What may help, is applying the situation to HIM and things that he holds dear and do to him, what he did to the neighbor. For example: say he has a favorite video game. Steal it. If you want, steal it and let him "sort of" catch you in the act. Not quite, but just enough to raise his suspicions. Lie a few times when he confronts you, and then get caught with the evidence. Give it back to him, but deny it and say you don't remember doing it. Let him feel the frustration and aggrivation etc. that you and your neighbor felt. Now you have to draw the obvious picture for him.

"Wow!
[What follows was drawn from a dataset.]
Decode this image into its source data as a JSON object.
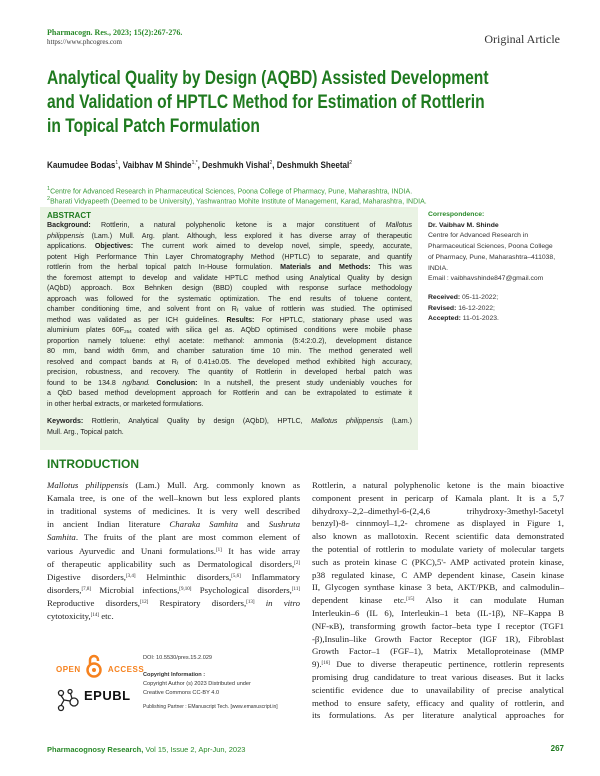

How did it make you feel"
You may have to lead the questions or give suggestions as to what he's feeling because some of these kids only recognize anger.
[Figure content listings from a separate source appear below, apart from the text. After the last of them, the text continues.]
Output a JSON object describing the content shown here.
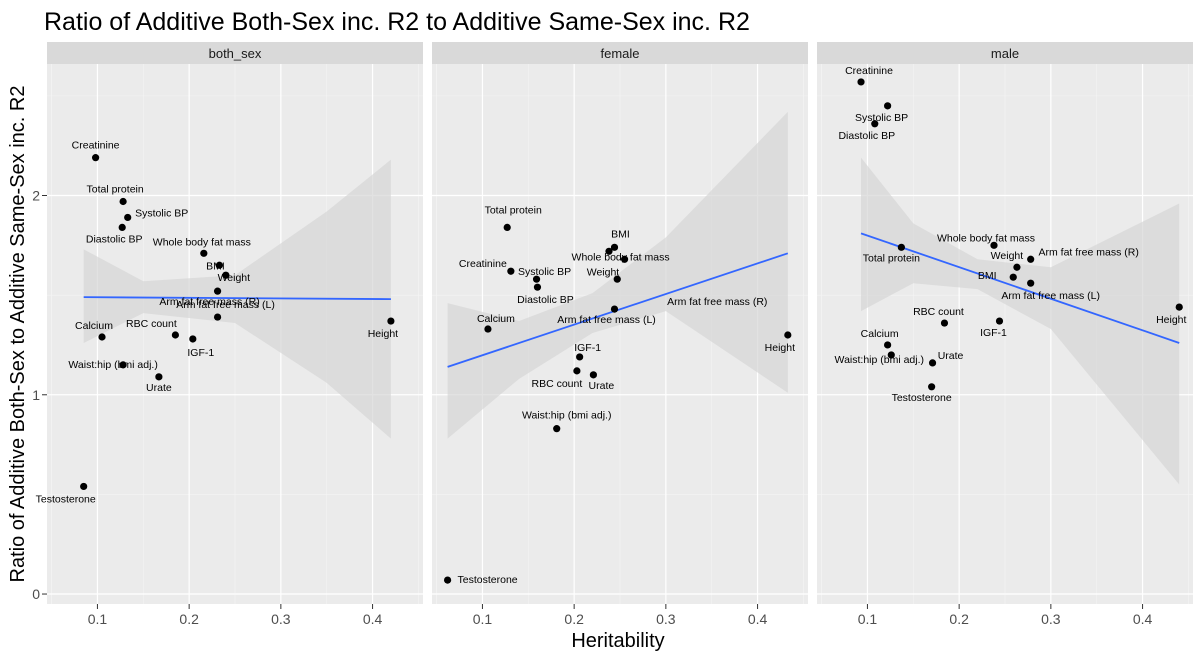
{
  "chart_data": {
    "type": "scatter",
    "title": "Ratio of Additive Both-Sex inc. R2 to Additive Same-Sex inc. R2",
    "xlabel": "Heritability",
    "ylabel": "Ratio of Additive Both-Sex to Additive Same-Sex inc. R2",
    "xlim": [
      0.045,
      0.455
    ],
    "ylim": [
      -0.05,
      2.66
    ],
    "x_ticks": [
      0.1,
      0.2,
      0.3,
      0.4
    ],
    "x_tick_labels": [
      "0.1",
      "0.2",
      "0.3",
      "0.4"
    ],
    "y_ticks": [
      0,
      1,
      2
    ],
    "y_tick_labels": [
      "0",
      "1",
      "2"
    ],
    "grid": true,
    "smooth": "linear fit with confidence band",
    "colors": {
      "panel_bg": "#ebebeb",
      "strip_bg": "#d9d9d9",
      "grid_major": "#ffffff",
      "grid_minor": "#f5f5f5",
      "point": "#000000",
      "fit_line": "#3366ff",
      "ribbon": "#d6d6d6"
    },
    "panels": [
      {
        "strip": "both_sex",
        "fit": {
          "x0": 0.085,
          "y0": 1.49,
          "x1": 0.42,
          "y1": 1.48
        },
        "ribbon": [
          [
            0.085,
            1.73,
            1.26
          ],
          [
            0.15,
            1.57,
            1.41
          ],
          [
            0.25,
            1.6,
            1.36
          ],
          [
            0.35,
            1.92,
            1.06
          ],
          [
            0.42,
            2.18,
            0.78
          ]
        ],
        "points": [
          {
            "label": "Creatinine",
            "x": 0.098,
            "y": 2.19
          },
          {
            "label": "Total protein",
            "x": 0.128,
            "y": 1.97
          },
          {
            "label": "Systolic BP",
            "x": 0.133,
            "y": 1.89
          },
          {
            "label": "Diastolic BP",
            "x": 0.127,
            "y": 1.84
          },
          {
            "label": "Whole body fat mass",
            "x": 0.216,
            "y": 1.71
          },
          {
            "label": "BMI",
            "x": 0.233,
            "y": 1.65
          },
          {
            "label": "Weight",
            "x": 0.24,
            "y": 1.6
          },
          {
            "label": "Arm fat free mass (R)",
            "x": 0.231,
            "y": 1.52
          },
          {
            "label": "Arm fat free mass (L)",
            "x": 0.231,
            "y": 1.39
          },
          {
            "label": "Height",
            "x": 0.42,
            "y": 1.37
          },
          {
            "label": "Calcium",
            "x": 0.105,
            "y": 1.29
          },
          {
            "label": "RBC count",
            "x": 0.185,
            "y": 1.3
          },
          {
            "label": "IGF-1",
            "x": 0.204,
            "y": 1.28
          },
          {
            "label": "Waist:hip (bmi adj.)",
            "x": 0.128,
            "y": 1.15
          },
          {
            "label": "Urate",
            "x": 0.167,
            "y": 1.09
          },
          {
            "label": "Testosterone",
            "x": 0.085,
            "y": 0.54
          }
        ]
      },
      {
        "strip": "female",
        "fit": {
          "x0": 0.062,
          "y0": 1.14,
          "x1": 0.433,
          "y1": 1.71
        },
        "ribbon": [
          [
            0.062,
            1.46,
            0.78
          ],
          [
            0.14,
            1.37,
            1.08
          ],
          [
            0.22,
            1.51,
            1.31
          ],
          [
            0.3,
            1.79,
            1.42
          ],
          [
            0.433,
            2.42,
            1.01
          ]
        ],
        "points": [
          {
            "label": "Total protein",
            "x": 0.127,
            "y": 1.84
          },
          {
            "label": "BMI",
            "x": 0.244,
            "y": 1.74
          },
          {
            "label": "Whole body fat mass",
            "x": 0.255,
            "y": 1.68
          },
          {
            "label": "Creatinine",
            "x": 0.131,
            "y": 1.62
          },
          {
            "label": "Systolic BP",
            "x": 0.159,
            "y": 1.58
          },
          {
            "label": "Diastolic BP",
            "x": 0.16,
            "y": 1.54
          },
          {
            "label": "Weight",
            "x": 0.238,
            "y": 1.72
          },
          {
            "label": "Arm fat free mass (R)",
            "x": 0.247,
            "y": 1.58
          },
          {
            "label": "Arm fat free mass (L)",
            "x": 0.244,
            "y": 1.43
          },
          {
            "label": "Calcium",
            "x": 0.106,
            "y": 1.33
          },
          {
            "label": "Height",
            "x": 0.433,
            "y": 1.3
          },
          {
            "label": "IGF-1",
            "x": 0.206,
            "y": 1.19
          },
          {
            "label": "RBC count",
            "x": 0.203,
            "y": 1.12
          },
          {
            "label": "Urate",
            "x": 0.221,
            "y": 1.1
          },
          {
            "label": "Waist:hip (bmi adj.)",
            "x": 0.181,
            "y": 0.83
          },
          {
            "label": "Testosterone",
            "x": 0.062,
            "y": 0.07
          }
        ]
      },
      {
        "strip": "male",
        "fit": {
          "x0": 0.093,
          "y0": 1.81,
          "x1": 0.44,
          "y1": 1.26
        },
        "ribbon": [
          [
            0.093,
            2.19,
            1.42
          ],
          [
            0.15,
            1.86,
            1.56
          ],
          [
            0.22,
            1.68,
            1.53
          ],
          [
            0.3,
            1.64,
            1.33
          ],
          [
            0.44,
            1.96,
            0.55
          ]
        ],
        "points": [
          {
            "label": "Creatinine",
            "x": 0.093,
            "y": 2.57
          },
          {
            "label": "Systolic BP",
            "x": 0.122,
            "y": 2.45
          },
          {
            "label": "Diastolic BP",
            "x": 0.108,
            "y": 2.36
          },
          {
            "label": "Whole body fat mass",
            "x": 0.238,
            "y": 1.75
          },
          {
            "label": "Total protein",
            "x": 0.137,
            "y": 1.74
          },
          {
            "label": "Arm fat free mass (R)",
            "x": 0.278,
            "y": 1.68
          },
          {
            "label": "Weight",
            "x": 0.263,
            "y": 1.64
          },
          {
            "label": "BMI",
            "x": 0.259,
            "y": 1.59
          },
          {
            "label": "Arm fat free mass (L)",
            "x": 0.278,
            "y": 1.56
          },
          {
            "label": "Height",
            "x": 0.44,
            "y": 1.44
          },
          {
            "label": "IGF-1",
            "x": 0.244,
            "y": 1.37
          },
          {
            "label": "RBC count",
            "x": 0.184,
            "y": 1.36
          },
          {
            "label": "Calcium",
            "x": 0.122,
            "y": 1.25
          },
          {
            "label": "Waist:hip (bmi adj.)",
            "x": 0.126,
            "y": 1.2
          },
          {
            "label": "Urate",
            "x": 0.171,
            "y": 1.16
          },
          {
            "label": "Testosterone",
            "x": 0.17,
            "y": 1.04
          }
        ]
      }
    ]
  }
}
"What were you thinking" "I'll be J next door felt that way" and then work your way all the way out to the whole earning trust routine.

I hope this may help! Otherwise I'd find a friend who has a cop uniform and scare the bejesus out of him!

Beth
 

BusynMember

Well-Known Member
Autistic Spectrum Disorder. Many of our kids, who are being treated for psychiatric problems, actually have Autism Spectrum Disorders (ASD) (Aspergers Syndrome or Pervasive Developmental Disorder (PDD)-not otherwise specified) and we beat our heads against a wall because the children just don't respond to "natural consequences" nor do they seem to "get it." So we think they are "bad" or "defiant" and we try harder disciplining, which also doesn't compute. The child is just socially clueless and poor at picking up social norms and they can't be scared into it because they don't "get it" in the first place. I'm convinced that many undiagnosed ASDers end up on drugs or in jail or both. If a child seems not to "get it" to me the natural thing is to run (not walk) to a neuropsychologist to see if more than a defiance or psychiatric problem is causing this disconnect. It isn't normal for kids not to "get It." There is a big difference between kids who are deliberately defiant an act brash and bold and kids who simply seem puzzled and too calm when told that what they have done is inappropriate. They may know on some level, but not understand on another. These socially clueless kids deserve a fresh evaluation, which a neuropsychologist is best at because of the intensity of the testing. If the child has executive function deficits because of Autism Spectrum Disorders (ASD) or for any reason (and many of these kids are brilliant--it's not IQ-related) then they will not "get it" no matter how badly they are punished. They need interventions badly so that they can learn how to understand life and social norms. Without these interventions, they just seem to do the same thing over and over again, never really catching on that they are crossing boundaries or doing the socially unacceptable thing or that they could get arrested. I had to work hard on this with my son, but it was worth the effort. And there was no way a regular therapist could have done the trick. Nor could we have done this alone, without Autism Spectrum Disorders (ASD) specialists helping us.
ODD just means "defiance." It is in every childhood disorder and in my opinion has little meaning. It rarely stands alone.